As a hostler, I loved doing these tasks because my pay was based on the weight of the heaviest engine (an engine is a locomotive or multiple locomotives that are coupled together, and that operate as a single engine) that I operated during the shift. It was fun too, whenever we took a consist down the mainline to the east end because we could go fast at main line speeds whereas on yard tracks we were restricted to ten miles-per-hour.

Saturday, November 24, 2012

MORE ON TRAINS

Two Wooden Cabooses, Portola, October 2012

I really like how this image looks as a print. I love the complementary colors, and the composition feels as right to me now as it did when I took it.

One day while I was at the museum, I sat in a bay-window caboose for awhile. Sitting there brought back memories from forty-two years ago. I used to sit in them for hours at a time back when I was a flagman (rear brakeman) on the Colton Cutoff on the Southern Pacific main line from Palmdale to West Colton.

For several months in 1971, I became a "caboose rat" (a brakeman that prefers to work the caboose over the head-end). One of my primary duties was to protect the rear of the train from being overrun by another train. I sometimes had to walk back down the tracks as far as two miles so that I could place a "torpedo" (an explosive device that was placed on the rail that emitted a loud bang when a locomotive ran over it). Often times if we knew that we were going to stop the engineer would slow down at the two mile point so that the I could get off and quickly place my torpedo. Then I would run and catch the caboose. Then if we knew for sure that we were to stop I would get off the train at a point one mile from where the caboose was to stop. I would be armed with my lantern, fusees, a red flag, and perhaps another torpedo. Otherwise  if we had an unexpected stop, I was required to walk back the full distance, and it was expected that I would do my duties to protect the train. No matter how far back I went, I always had to walk back to the caboose when I was called back by the sound of our train's locomotive's whistle signal.
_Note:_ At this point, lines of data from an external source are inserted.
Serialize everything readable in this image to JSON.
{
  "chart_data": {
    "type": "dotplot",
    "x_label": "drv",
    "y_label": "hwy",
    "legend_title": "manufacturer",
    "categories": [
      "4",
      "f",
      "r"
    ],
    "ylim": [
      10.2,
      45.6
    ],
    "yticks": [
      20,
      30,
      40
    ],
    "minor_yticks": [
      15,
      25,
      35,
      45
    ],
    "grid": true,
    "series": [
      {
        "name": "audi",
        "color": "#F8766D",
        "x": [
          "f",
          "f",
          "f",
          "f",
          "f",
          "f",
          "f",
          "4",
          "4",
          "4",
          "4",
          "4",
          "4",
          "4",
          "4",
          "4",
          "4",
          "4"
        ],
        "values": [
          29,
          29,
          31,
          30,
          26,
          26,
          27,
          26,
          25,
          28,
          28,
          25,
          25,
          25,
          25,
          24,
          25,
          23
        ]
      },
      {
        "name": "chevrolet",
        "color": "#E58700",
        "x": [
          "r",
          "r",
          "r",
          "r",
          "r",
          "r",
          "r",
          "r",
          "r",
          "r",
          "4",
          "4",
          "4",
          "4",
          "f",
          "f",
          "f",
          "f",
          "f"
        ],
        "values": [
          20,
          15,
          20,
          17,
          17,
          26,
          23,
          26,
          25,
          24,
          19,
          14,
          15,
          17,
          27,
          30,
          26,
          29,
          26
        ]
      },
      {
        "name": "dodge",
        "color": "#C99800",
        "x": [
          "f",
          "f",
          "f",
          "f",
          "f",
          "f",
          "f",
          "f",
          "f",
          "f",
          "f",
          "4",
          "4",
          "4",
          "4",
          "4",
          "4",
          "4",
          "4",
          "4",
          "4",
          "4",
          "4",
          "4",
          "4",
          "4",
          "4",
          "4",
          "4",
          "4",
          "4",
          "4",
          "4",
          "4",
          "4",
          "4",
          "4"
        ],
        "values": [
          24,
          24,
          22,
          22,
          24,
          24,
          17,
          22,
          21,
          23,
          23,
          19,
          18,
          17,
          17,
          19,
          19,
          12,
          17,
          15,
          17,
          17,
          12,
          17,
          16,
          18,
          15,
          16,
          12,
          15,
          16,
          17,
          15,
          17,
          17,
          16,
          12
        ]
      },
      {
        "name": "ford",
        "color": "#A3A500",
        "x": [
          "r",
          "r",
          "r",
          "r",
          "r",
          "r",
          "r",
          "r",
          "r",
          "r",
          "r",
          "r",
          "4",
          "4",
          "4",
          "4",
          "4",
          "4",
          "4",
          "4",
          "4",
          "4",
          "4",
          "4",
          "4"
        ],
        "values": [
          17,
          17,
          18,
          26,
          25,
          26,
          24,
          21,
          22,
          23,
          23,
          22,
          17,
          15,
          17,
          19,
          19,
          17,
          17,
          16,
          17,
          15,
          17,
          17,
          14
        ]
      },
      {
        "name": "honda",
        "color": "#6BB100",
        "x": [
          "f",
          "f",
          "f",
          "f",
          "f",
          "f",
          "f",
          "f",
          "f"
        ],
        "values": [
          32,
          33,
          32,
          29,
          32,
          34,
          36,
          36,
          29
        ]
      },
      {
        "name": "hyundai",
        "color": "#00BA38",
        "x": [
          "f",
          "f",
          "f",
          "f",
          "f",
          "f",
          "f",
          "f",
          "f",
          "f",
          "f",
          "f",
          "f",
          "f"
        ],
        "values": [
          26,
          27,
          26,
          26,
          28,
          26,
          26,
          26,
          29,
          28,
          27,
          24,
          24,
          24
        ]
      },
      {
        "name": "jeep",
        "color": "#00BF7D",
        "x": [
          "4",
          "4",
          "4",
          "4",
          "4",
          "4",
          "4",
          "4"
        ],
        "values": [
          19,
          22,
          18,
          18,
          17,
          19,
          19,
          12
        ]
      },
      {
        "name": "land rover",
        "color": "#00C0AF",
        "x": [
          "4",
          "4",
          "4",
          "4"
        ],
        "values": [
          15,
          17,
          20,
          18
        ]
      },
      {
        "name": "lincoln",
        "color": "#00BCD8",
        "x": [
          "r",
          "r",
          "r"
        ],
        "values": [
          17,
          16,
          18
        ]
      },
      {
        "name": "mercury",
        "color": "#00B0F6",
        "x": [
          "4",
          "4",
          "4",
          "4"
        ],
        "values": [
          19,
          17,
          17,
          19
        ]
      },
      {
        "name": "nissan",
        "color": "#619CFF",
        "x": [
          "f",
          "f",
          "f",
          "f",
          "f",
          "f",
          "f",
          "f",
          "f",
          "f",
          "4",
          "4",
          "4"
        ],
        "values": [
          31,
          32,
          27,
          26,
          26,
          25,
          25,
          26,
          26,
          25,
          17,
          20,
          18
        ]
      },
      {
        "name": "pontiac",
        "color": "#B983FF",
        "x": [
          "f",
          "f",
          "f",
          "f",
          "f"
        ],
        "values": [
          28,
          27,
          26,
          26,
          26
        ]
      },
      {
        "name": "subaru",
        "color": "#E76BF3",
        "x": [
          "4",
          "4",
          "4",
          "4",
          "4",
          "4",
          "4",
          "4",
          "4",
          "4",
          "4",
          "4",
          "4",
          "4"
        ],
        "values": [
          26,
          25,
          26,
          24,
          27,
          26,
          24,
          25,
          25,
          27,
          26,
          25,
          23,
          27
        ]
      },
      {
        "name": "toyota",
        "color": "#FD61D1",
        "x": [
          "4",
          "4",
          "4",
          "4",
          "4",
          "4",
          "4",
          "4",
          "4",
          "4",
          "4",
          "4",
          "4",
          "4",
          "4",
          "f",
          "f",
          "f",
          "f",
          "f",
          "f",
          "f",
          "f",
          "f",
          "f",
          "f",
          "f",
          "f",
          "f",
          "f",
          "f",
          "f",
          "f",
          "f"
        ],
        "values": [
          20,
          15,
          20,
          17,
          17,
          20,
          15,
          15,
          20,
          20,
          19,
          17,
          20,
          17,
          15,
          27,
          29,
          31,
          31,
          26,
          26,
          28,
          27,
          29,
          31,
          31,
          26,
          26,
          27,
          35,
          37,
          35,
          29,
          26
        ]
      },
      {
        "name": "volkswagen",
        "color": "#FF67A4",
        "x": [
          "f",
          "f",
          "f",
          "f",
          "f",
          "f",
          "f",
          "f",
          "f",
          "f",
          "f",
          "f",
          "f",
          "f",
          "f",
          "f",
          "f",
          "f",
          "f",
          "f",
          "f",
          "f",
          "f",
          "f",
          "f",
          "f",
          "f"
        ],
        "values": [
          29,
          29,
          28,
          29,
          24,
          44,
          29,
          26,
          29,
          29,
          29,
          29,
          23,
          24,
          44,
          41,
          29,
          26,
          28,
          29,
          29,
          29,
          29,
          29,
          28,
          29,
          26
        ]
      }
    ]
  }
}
Needless to say, I was always in good walking/running shape. I could walk at about a mile every twenty minutes.

Senior brakemen usually preferred to work the head-end because they usually did not have to face the possibility of walking several miles during a trip. Since the job was determined by seniority  the senior brakeman usually worked the head end. Still, I liked the quiet and completely different feel to being on the rear.